Edinburgh 20/04/2009 11:59:35
We note that the stratosphere height has decreased, as expected due to the changes in radiation flow through the atmosphere brought about by increased CO2. We see increased night time temperatures, and lack of change to solar output. It is calculated that CO2 contributes about 3C of the warming due to having an atmosphere, and that water vapour contributes 5 times that (or maybe its more, I can't remember). Its is observable that there is no relation between coming out of the last ice age and the current warming event, which is explained by different mechanisms.

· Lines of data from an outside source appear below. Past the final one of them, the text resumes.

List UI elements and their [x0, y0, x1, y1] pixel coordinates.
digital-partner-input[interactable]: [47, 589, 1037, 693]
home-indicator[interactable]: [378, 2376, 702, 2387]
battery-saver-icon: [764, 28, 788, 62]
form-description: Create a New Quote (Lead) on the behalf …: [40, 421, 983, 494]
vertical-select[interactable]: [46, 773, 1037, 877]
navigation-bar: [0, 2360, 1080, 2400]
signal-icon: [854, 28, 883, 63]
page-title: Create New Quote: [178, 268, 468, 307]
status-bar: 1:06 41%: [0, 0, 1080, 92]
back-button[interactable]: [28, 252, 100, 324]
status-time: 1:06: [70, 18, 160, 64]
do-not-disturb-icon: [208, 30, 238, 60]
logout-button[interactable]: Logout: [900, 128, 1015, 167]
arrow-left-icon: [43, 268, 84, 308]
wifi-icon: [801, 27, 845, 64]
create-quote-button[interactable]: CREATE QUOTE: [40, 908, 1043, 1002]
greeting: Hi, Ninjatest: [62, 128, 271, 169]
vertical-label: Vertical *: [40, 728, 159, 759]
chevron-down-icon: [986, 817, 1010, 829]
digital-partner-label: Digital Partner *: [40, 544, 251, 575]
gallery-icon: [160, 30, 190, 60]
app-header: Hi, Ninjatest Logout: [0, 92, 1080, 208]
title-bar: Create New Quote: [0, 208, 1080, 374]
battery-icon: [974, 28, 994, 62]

It is a fact that politicians will exploit anything, from small children to fighting wars, in order to gain power for themselves.
24

El Franko,

Dagenham 20/04/2009 15:11:50
I have a sneaking suspicion that we are all responding to and discussing a press release. What has The Scotsman sunk to?
25

Guthrie,

Edinburgh 20/04/2009 15:59:49
Because that is how journalism works these days. Employ the minimum of people under pressure to produce as many stories as possible every day, and so they print press releases and any old random stuff they can find, even nicking stories from the web and changing a few words.